Prior Highway Loss Data Institute (HLDI) studies have indicated that some collision avoidance systems are reducing insurance claims.
Of the 2.63 million new cars registered in 2015, more than 1.5 million came with self-activating safety systems.
There are fewer bodily injury liability claims. The systems are functioning as intended. These systems are designed to stop the severity of front-to-rear crashes.
More benefits were shown in systems that added autonomous braking systems. Thus autonomous braking reduced bodily injury liability claim frequency by 14-32 percent.
Sensing technologies are evolving. The price of the systems have dropped. As a consequence, some non-luxury vehicles are now available with these technologies.
For example, the 2013 Honda Accord was offered with a camera-based front crash prevention system as well as lane departure system. The bodily injury liability reduction was a significant 40 percent. The Honda Accord is one of the best-selling cars in the United States.
The Honda Accord has high sales volumes. Gross insurance losses will be reduced as a result of the front crash prevention system.
Technologies take three decades to spread through the fleet. The current analysis focuses on collision avoidance features. The feature either comes as standard equipment or is offered as an option.
Ninety five percent of all registered vehicles could have rear park assist by 2037. Rear park assist was rolled out in the United States in 1995. The crash avoidance technology will therefore not be available in 95 percent of registered vehicles until 2048. Federal mandates would accelerate the fitment of these features.
Federal and local government encourages the use of three currently available technologies (telematics, collision avoidance and automated traffic law enforcement. These technologies will reduce traffic accidents and insured automobile losses. Consequently Property/Casualty insurers see a major reduction in their auto insurance premium revenues.
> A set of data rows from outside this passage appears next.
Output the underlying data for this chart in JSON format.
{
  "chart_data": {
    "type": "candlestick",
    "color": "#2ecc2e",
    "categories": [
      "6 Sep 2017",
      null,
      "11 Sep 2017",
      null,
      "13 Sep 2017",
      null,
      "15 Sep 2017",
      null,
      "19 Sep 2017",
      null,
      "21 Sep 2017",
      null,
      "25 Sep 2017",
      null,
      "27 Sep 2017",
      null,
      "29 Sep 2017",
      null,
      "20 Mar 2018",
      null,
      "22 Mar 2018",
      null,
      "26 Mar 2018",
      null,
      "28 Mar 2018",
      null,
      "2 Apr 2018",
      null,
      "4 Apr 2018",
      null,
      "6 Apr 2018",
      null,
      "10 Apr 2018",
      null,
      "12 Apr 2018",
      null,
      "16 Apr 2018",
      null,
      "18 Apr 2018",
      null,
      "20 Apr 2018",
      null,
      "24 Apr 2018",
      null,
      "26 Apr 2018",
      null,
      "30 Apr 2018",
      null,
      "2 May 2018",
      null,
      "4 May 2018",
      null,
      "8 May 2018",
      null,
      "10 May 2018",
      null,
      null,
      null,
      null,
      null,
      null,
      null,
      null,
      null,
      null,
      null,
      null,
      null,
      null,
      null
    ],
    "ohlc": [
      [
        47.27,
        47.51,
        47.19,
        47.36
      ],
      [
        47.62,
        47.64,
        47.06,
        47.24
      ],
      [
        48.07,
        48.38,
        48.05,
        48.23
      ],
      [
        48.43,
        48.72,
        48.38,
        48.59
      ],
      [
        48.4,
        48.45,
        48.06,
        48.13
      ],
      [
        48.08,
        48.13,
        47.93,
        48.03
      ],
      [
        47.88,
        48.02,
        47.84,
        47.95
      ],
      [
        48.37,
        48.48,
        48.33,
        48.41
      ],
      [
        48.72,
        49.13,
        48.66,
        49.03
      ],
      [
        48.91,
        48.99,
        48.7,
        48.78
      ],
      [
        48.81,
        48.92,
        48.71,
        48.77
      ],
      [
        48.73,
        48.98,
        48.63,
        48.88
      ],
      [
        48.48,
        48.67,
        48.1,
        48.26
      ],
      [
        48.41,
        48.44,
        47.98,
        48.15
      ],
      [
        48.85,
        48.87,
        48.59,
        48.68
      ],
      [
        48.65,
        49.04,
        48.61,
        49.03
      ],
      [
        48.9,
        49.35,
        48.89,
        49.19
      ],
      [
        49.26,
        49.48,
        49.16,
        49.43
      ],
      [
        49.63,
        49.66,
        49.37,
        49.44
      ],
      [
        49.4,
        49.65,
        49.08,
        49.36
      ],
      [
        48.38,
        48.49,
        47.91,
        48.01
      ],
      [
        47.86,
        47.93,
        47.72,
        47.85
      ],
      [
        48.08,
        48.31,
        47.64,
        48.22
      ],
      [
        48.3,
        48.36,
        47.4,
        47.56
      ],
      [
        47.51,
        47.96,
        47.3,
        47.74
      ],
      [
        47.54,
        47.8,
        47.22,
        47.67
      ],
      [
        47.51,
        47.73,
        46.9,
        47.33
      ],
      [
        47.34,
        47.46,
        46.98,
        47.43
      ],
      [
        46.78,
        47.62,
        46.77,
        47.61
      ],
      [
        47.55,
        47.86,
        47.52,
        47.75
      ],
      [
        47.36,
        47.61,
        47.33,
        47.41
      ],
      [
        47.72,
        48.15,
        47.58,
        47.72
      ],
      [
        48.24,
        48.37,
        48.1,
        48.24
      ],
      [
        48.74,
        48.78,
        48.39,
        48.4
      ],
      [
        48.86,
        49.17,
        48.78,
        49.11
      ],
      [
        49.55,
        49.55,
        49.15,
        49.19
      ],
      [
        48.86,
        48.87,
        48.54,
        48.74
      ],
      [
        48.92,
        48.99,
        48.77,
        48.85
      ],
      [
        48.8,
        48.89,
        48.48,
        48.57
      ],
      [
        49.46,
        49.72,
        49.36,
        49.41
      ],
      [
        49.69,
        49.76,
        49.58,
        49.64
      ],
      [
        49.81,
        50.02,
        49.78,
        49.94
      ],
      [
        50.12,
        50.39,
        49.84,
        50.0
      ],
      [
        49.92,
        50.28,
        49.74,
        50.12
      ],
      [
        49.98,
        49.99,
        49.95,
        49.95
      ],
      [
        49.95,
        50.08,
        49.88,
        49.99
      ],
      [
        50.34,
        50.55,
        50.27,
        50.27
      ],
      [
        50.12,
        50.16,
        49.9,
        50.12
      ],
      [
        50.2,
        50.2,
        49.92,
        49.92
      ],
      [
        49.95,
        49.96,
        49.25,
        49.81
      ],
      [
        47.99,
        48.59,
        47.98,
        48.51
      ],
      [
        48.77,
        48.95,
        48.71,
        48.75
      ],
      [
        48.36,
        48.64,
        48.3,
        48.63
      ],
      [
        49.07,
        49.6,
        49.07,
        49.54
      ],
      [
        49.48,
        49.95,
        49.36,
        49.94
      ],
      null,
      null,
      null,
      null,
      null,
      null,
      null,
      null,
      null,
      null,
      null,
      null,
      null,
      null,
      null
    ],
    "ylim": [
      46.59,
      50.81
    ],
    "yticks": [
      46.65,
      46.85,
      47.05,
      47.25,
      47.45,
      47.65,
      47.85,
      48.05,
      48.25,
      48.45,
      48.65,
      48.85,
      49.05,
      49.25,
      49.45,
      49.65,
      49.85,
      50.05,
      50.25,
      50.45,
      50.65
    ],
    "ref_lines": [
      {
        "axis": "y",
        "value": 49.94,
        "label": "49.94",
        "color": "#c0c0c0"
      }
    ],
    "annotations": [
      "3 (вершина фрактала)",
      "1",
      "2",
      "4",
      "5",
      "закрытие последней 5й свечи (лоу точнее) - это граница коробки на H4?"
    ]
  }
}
“In the near term, an auto insurer should be asking itself three questions,” says Donald Light, Senior Analyst with Celent’s Insurance group.
“ How is it monitoring technology-driven changes in insured losses, (i.e. the progress of the scenario)? Second, do scenario technologies provide new kinds of data? And third, what should it do differently this year and next?”
How will collision avoidance technologies affect premiums? Karlyn Carnahan, principal of insurance at Novarica says:
“Theoretically, they should help to bring premiums down. As accident frequency drops, smaller claims are eliminated. But this has to be coupled with inflationary trends and the fact that medical costs are rising. We can hope that technology will help costs remain stable.”
Greg Horn, vice president of industry relations at Mitchell, agrees that there will be a reduction in frequency of accidents. However, the cost of replacing some of these technology pieces, such as an adaptive radar sensor mounted in the grille of a car, will be expensive. “So the question is: Will the reduction in frequency outweigh the additional repair costs when these vehicles are in accidents”?
Over time, there will be a significant impact on insurance premiums. This will be augmented by telematics and automated traffic law enforcement. Examples are red light and speeding cameras and, in 10-15 years, driverless cars.
Are these technologies sufficiently reliable and thoroughly tested. Are we headed for an increase in claims related to the technologies themselves.
“All technologies fail at some rate”, says Light. Yes, there will be greater exposure for auto manufacturers and manufacturers of the various collision avoidance technologies, but it is unlikely that those new sources of premiums (commercial) would come close to replacing reduced premiums, from personal auto insurance.”
While tested and ready for public consumption, there are several issues with some of the first-generation technologies. For example, blind spot cameras are prone to false alarms in heavy fog or rain. Autonomous braking systems can fail or be delayed if the sensor in the grille gets caked in mud.
Overall, however, Light believes accident avoidance technologies will become “increasingly important in terms of increasing auto safety. Auto insurance losses will decrease. Premium costs will be reduced.”
Carnahan also sees growth in these devices. Manufacturers will therefore strive to make their vehicles smarter. They will improve telematics. The latter will be enabled by better broadband technologies.
“Vehicles (in accidents) should diagnose themselves. They should also automate claims notifications. This helps settle claims quickly, thus reducing expenses.”
Premiums in the 14 largest car markets in the world are therefore expected to drop by $20 billion by 2020.